Using Northfield Parkway or Long Lake to leave or enter Troy High School is a universal routine for both the students and staff. Using the adjacent parking lot becomes a point of contention in entering or exiting the school because nearly everyone has to use it at the same time. The result is an immovable system that some view as manageable at worst, while others describe it as a daily source of frustration or danger.
Joyce Mettias, a senior, calls traversing through the school parking lot a “war zone,” specifically during the afternoon rush. “If you park somewhere [and] you have to reverse out, you’re cooked; you’re not getting home in the next hour,” she explains. Mettias shares that the general congestion is not the only problem but how people move through it. “Some people are trying to cut up at like 30 mph while some cars are trying to get out,” she says.
One of Mettias’ main gripes with the parking lot congestion is pedestrian behavior: “It’s more so the people walking. They’re not paying attention to cars. They just trust the cars will stop,” she says. Beyond everyday mild annoyances, Mettias admits to also having “witnessed multiple accidents,” calling them “pretty common,” and recalls a friend being rear-ended twice this year: “It shouldn’t be fight or flight every time just getting out of school,” she says.
In contrast, many other students, such as senior Swathi Jeeda, view the parking lot as imperfect but not completely unworkable.
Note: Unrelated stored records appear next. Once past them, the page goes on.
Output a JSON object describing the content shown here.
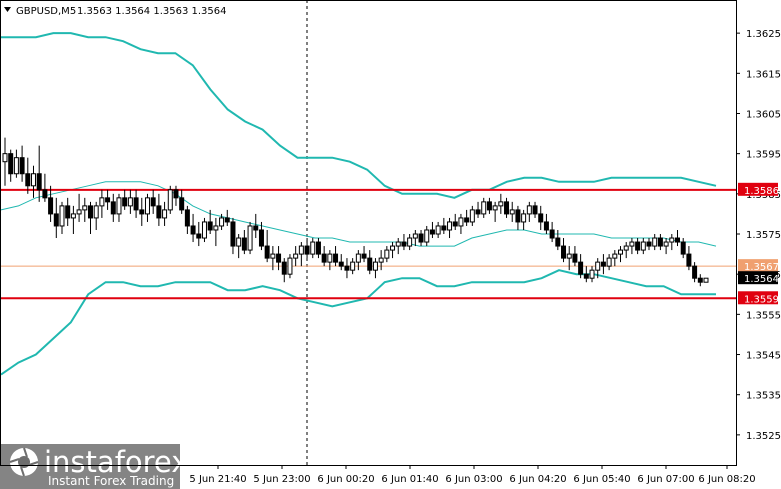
{
  "header": {
    "symbol": "GBPUSD,M5",
    "ohlc": "1.3563 1.3564 1.3563 1.3564"
  },
  "watermark": {
    "brand": "instaforex",
    "tagline": "Instant Forex Trading"
  },
  "chart_data": {
    "type": "candlestick",
    "price_axis": {
      "range": [
        1.35175,
        1.3633
      ],
      "ticks": [
        "1.3625",
        "1.3615",
        "1.3605",
        "1.3595",
        "1.3585",
        "1.3575",
        "1.3565",
        "1.3555",
        "1.3545",
        "1.3535",
        "1.3525"
      ]
    },
    "time_axis": {
      "labels": [
        "5 Jun 21:40",
        "5 Jun 23:00",
        "6 Jun 00:20",
        "6 Jun 01:40",
        "6 Jun 03:00",
        "6 Jun 04:20",
        "6 Jun 05:40",
        "6 Jun 07:00",
        "6 Jun 08:20"
      ]
    },
    "levels": [
      {
        "value": 1.3586,
        "label": "1.3586",
        "color": "#e0000f"
      },
      {
        "value": 1.3567,
        "label": "1.3567",
        "color": "#f0a070"
      },
      {
        "value": 1.3559,
        "label": "1.3559",
        "color": "#e0000f"
      }
    ],
    "current_price": {
      "value": 1.3564,
      "label": "1.3564"
    },
    "bollinger": {
      "color": "#20b8b0",
      "upper": [
        1.3624,
        1.3624,
        1.3624,
        1.3625,
        1.3625,
        1.3624,
        1.3624,
        1.3623,
        1.3621,
        1.362,
        1.362,
        1.3617,
        1.3611,
        1.3606,
        1.3603,
        1.3601,
        1.3597,
        1.3594,
        1.3594,
        1.3594,
        1.3593,
        1.3591,
        1.3587,
        1.3585,
        1.3585,
        1.3585,
        1.3584,
        1.3586,
        1.3586,
        1.3588,
        1.3589,
        1.3589,
        1.3588,
        1.3588,
        1.3588,
        1.3589,
        1.3589,
        1.3589,
        1.3589,
        1.3589,
        1.3588,
        1.3587
      ],
      "middle": [
        1.3581,
        1.3582,
        1.3584,
        1.3585,
        1.3586,
        1.3587,
        1.3588,
        1.3588,
        1.3588,
        1.3587,
        1.3585,
        1.3582,
        1.358,
        1.3579,
        1.3578,
        1.3577,
        1.3576,
        1.3575,
        1.3574,
        1.3574,
        1.3573,
        1.3573,
        1.3573,
        1.3573,
        1.3572,
        1.3572,
        1.3572,
        1.3574,
        1.3575,
        1.3576,
        1.3576,
        1.3575,
        1.3575,
        1.3575,
        1.3575,
        1.3574,
        1.3574,
        1.3574,
        1.3574,
        1.3573,
        1.3573,
        1.3572
      ],
      "lower": [
        1.354,
        1.3543,
        1.3545,
        1.3549,
        1.3553,
        1.356,
        1.3563,
        1.3563,
        1.3562,
        1.3562,
        1.3563,
        1.3563,
        1.3563,
        1.3561,
        1.3561,
        1.3562,
        1.3561,
        1.3559,
        1.3558,
        1.3557,
        1.3558,
        1.3559,
        1.3563,
        1.3564,
        1.3564,
        1.3562,
        1.3562,
        1.3563,
        1.3563,
        1.3563,
        1.3563,
        1.3564,
        1.3566,
        1.3565,
        1.3565,
        1.3564,
        1.3563,
        1.3562,
        1.3562,
        1.356,
        1.356,
        1.356
      ]
    },
    "candles": [
      [
        1.3593,
        1.3599,
        1.3587,
        1.3595
      ],
      [
        1.3595,
        1.3596,
        1.3588,
        1.359
      ],
      [
        1.359,
        1.3596,
        1.3589,
        1.3594
      ],
      [
        1.3594,
        1.3597,
        1.3588,
        1.359
      ],
      [
        1.359,
        1.3594,
        1.3585,
        1.3587
      ],
      [
        1.3587,
        1.3592,
        1.3584,
        1.359
      ],
      [
        1.359,
        1.3597,
        1.3583,
        1.3586
      ],
      [
        1.3586,
        1.359,
        1.3583,
        1.3584
      ],
      [
        1.3584,
        1.3587,
        1.3578,
        1.358
      ],
      [
        1.358,
        1.3584,
        1.3574,
        1.3577
      ],
      [
        1.3577,
        1.3583,
        1.3575,
        1.3582
      ],
      [
        1.3582,
        1.3584,
        1.3577,
        1.3579
      ],
      [
        1.3579,
        1.3582,
        1.3575,
        1.358
      ],
      [
        1.358,
        1.3585,
        1.3578,
        1.3581
      ],
      [
        1.3581,
        1.3584,
        1.3578,
        1.3582
      ],
      [
        1.3582,
        1.3583,
        1.3575,
        1.3579
      ],
      [
        1.3579,
        1.3583,
        1.3576,
        1.3582
      ],
      [
        1.3582,
        1.3586,
        1.3579,
        1.3584
      ],
      [
        1.3584,
        1.3586,
        1.3581,
        1.3583
      ],
      [
        1.3583,
        1.3585,
        1.3578,
        1.358
      ],
      [
        1.358,
        1.3585,
        1.3578,
        1.3584
      ],
      [
        1.3584,
        1.3586,
        1.3581,
        1.3582
      ],
      [
        1.3582,
        1.3586,
        1.358,
        1.3584
      ],
      [
        1.3584,
        1.3586,
        1.3579,
        1.3581
      ],
      [
        1.3581,
        1.3584,
        1.3577,
        1.358
      ],
      [
        1.358,
        1.3585,
        1.3578,
        1.3584
      ],
      [
        1.3584,
        1.3586,
        1.358,
        1.3582
      ],
      [
        1.3582,
        1.3585,
        1.3577,
        1.3579
      ],
      [
        1.3579,
        1.3583,
        1.3577,
        1.3581
      ],
      [
        1.3581,
        1.3587,
        1.358,
        1.3586
      ],
      [
        1.3586,
        1.3587,
        1.3582,
        1.3584
      ],
      [
        1.3584,
        1.3586,
        1.358,
        1.3581
      ],
      [
        1.3581,
        1.3582,
        1.3575,
        1.3577
      ],
      [
        1.3577,
        1.358,
        1.3573,
        1.3575
      ],
      [
        1.3575,
        1.3578,
        1.3572,
        1.3574
      ],
      [
        1.3574,
        1.3579,
        1.3573,
        1.3578
      ],
      [
        1.3578,
        1.3581,
        1.3575,
        1.3576
      ],
      [
        1.3576,
        1.3579,
        1.3572,
        1.3577
      ],
      [
        1.3577,
        1.358,
        1.3576,
        1.3579
      ],
      [
        1.3579,
        1.3581,
        1.3577,
        1.3578
      ],
      [
        1.3578,
        1.3579,
        1.357,
        1.3572
      ],
      [
        1.3572,
        1.3575,
        1.3569,
        1.3574
      ],
      [
        1.3574,
        1.3576,
        1.357,
        1.3571
      ],
      [
        1.3571,
        1.3578,
        1.357,
        1.3577
      ],
      [
        1.3577,
        1.358,
        1.3574,
        1.3576
      ],
      [
        1.3576,
        1.3578,
        1.3571,
        1.3572
      ],
      [
        1.3572,
        1.3576,
        1.3568,
        1.3569
      ],
      [
        1.3569,
        1.3572,
        1.3566,
        1.357
      ],
      [
        1.357,
        1.3572,
        1.3566,
        1.3568
      ],
      [
        1.3568,
        1.3569,
        1.3563,
        1.3565
      ],
      [
        1.3565,
        1.357,
        1.3564,
        1.3569
      ],
      [
        1.3569,
        1.3572,
        1.3567,
        1.357
      ],
      [
        1.357,
        1.3573,
        1.3567,
        1.3572
      ],
      [
        1.3572,
        1.3574,
        1.3569,
        1.357
      ],
      [
        1.357,
        1.3574,
        1.3569,
        1.3573
      ],
      [
        1.3573,
        1.3574,
        1.3569,
        1.357
      ],
      [
        1.357,
        1.3572,
        1.3567,
        1.3568
      ],
      [
        1.3568,
        1.3571,
        1.3566,
        1.357
      ],
      [
        1.357,
        1.3572,
        1.3567,
        1.3568
      ],
      [
        1.3568,
        1.357,
        1.3566,
        1.3567
      ],
      [
        1.3567,
        1.3569,
        1.3564,
        1.3566
      ],
      [
        1.3566,
        1.3569,
        1.3565,
        1.3568
      ],
      [
        1.3568,
        1.3571,
        1.3566,
        1.357
      ],
      [
        1.357,
        1.3572,
        1.3568,
        1.3569
      ],
      [
        1.3569,
        1.3571,
        1.3565,
        1.3566
      ],
      [
        1.3566,
        1.3569,
        1.3564,
        1.3568
      ],
      [
        1.3568,
        1.3571,
        1.3566,
        1.3569
      ],
      [
        1.3569,
        1.3572,
        1.3568,
        1.3571
      ],
      [
        1.3571,
        1.3573,
        1.3569,
        1.3572
      ],
      [
        1.3572,
        1.3574,
        1.357,
        1.3573
      ],
      [
        1.3573,
        1.3575,
        1.3571,
        1.3572
      ],
      [
        1.3572,
        1.3575,
        1.3571,
        1.3574
      ],
      [
        1.3574,
        1.3576,
        1.3572,
        1.3575
      ],
      [
        1.3575,
        1.3576,
        1.3572,
        1.3573
      ],
      [
        1.3573,
        1.3577,
        1.3572,
        1.3576
      ],
      [
        1.3576,
        1.3578,
        1.3574,
        1.3575
      ],
      [
        1.3575,
        1.3578,
        1.3574,
        1.3577
      ],
      [
        1.3577,
        1.3579,
        1.3575,
        1.3576
      ],
      [
        1.3576,
        1.3579,
        1.3574,
        1.3578
      ],
      [
        1.3578,
        1.358,
        1.3576,
        1.3577
      ],
      [
        1.3577,
        1.358,
        1.3575,
        1.3579
      ],
      [
        1.3579,
        1.3581,
        1.3577,
        1.3578
      ],
      [
        1.3578,
        1.3582,
        1.3577,
        1.3581
      ],
      [
        1.3581,
        1.3583,
        1.3579,
        1.358
      ],
      [
        1.358,
        1.3584,
        1.3579,
        1.3583
      ],
      [
        1.3583,
        1.3584,
        1.358,
        1.3581
      ],
      [
        1.3581,
        1.3583,
        1.3578,
        1.3582
      ],
      [
        1.3582,
        1.3585,
        1.358,
        1.3583
      ],
      [
        1.3583,
        1.3584,
        1.3579,
        1.358
      ],
      [
        1.358,
        1.3583,
        1.3578,
        1.3581
      ],
      [
        1.3581,
        1.3582,
        1.3576,
        1.3578
      ],
      [
        1.3578,
        1.3581,
        1.3576,
        1.358
      ],
      [
        1.358,
        1.3583,
        1.3578,
        1.3582
      ],
      [
        1.3582,
        1.3583,
        1.3579,
        1.358
      ],
      [
        1.358,
        1.3582,
        1.3576,
        1.3578
      ],
      [
        1.3578,
        1.358,
        1.3575,
        1.3576
      ],
      [
        1.3576,
        1.3578,
        1.3573,
        1.3574
      ],
      [
        1.3574,
        1.3576,
        1.3571,
        1.3572
      ],
      [
        1.3572,
        1.3574,
        1.3568,
        1.3569
      ],
      [
        1.3569,
        1.3572,
        1.3566,
        1.357
      ],
      [
        1.357,
        1.3572,
        1.3567,
        1.3568
      ],
      [
        1.3568,
        1.357,
        1.3564,
        1.3565
      ],
      [
        1.3565,
        1.3567,
        1.3563,
        1.3564
      ],
      [
        1.3564,
        1.3567,
        1.3563,
        1.3566
      ],
      [
        1.3566,
        1.3569,
        1.3564,
        1.3568
      ],
      [
        1.3568,
        1.357,
        1.3565,
        1.3567
      ],
      [
        1.3567,
        1.357,
        1.3566,
        1.3569
      ],
      [
        1.3569,
        1.3571,
        1.3567,
        1.357
      ],
      [
        1.357,
        1.3572,
        1.3568,
        1.3571
      ],
      [
        1.3571,
        1.3573,
        1.3569,
        1.3572
      ],
      [
        1.3572,
        1.3574,
        1.357,
        1.3573
      ],
      [
        1.3573,
        1.3574,
        1.357,
        1.3571
      ],
      [
        1.3571,
        1.3574,
        1.357,
        1.3573
      ],
      [
        1.3573,
        1.3574,
        1.3571,
        1.3572
      ],
      [
        1.3572,
        1.3575,
        1.3571,
        1.3574
      ],
      [
        1.3574,
        1.3575,
        1.3571,
        1.3572
      ],
      [
        1.3572,
        1.3574,
        1.357,
        1.3573
      ],
      [
        1.3573,
        1.3575,
        1.3571,
        1.3574
      ],
      [
        1.3574,
        1.3576,
        1.3572,
        1.3573
      ],
      [
        1.3573,
        1.3574,
        1.3569,
        1.357
      ],
      [
        1.357,
        1.3572,
        1.3566,
        1.3567
      ],
      [
        1.3567,
        1.3568,
        1.3563,
        1.3564
      ],
      [
        1.3564,
        1.3565,
        1.3562,
        1.3563
      ],
      [
        1.3563,
        1.3564,
        1.3563,
        1.3564
      ]
    ]
  }
}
Despite the occasional close calls “when people are getting out of their cars [and] you have to try not to run them over,” she admits to believing the lot is “as efficient as it really can be.” After school, she says to avoid the rush entirely: “I won’t try to get out of the parking lot after school. I’ll just wait until it’s clear to go to my car.”
When asked about how traffic has changed in her time at the school, Jessica Craft, a teacher at Troy High School, responded: “It has progressively gotten worse, especially the morning traffic.” But she doesn’t place the blame on the students as she thinks they “do a pretty good job in the morning of following the rules,” she says. “I hate to say it, but it’s the parents; they don’t follow the order of where they’re supposed to go,” Craft adds.
Craft attributes the real problem to when parents drive their kids to school: “They drop off in random areas that are not designated drop offs so it slows everyone down.” Craft’s view is that the structure itself is not the issue: “I think it’s the number of kids that get dropped off.”
As a solution, Craft wants to get across to underclassmen students and their families that “if more kids rode the bus, that would put an end to a lot of the traffic.” She adds that when taking the bus, it is “helping the parking lot be a safer place with fewer cars and you’re helping your teachers arrive at school on time.”
Despite the wide range of opinions from students and teachers, they mostly agree that the problem is less from institutional design and more from how the lot is used. Whether it’s aggressive driving, distracted pedestrians or parent drop offs, the congestion reveals a shared responsibility. Unless there are drastic changes in behavior or students opt out for alternatives like taking the bus, the traffic will likely remain an unavoidable part of the school day.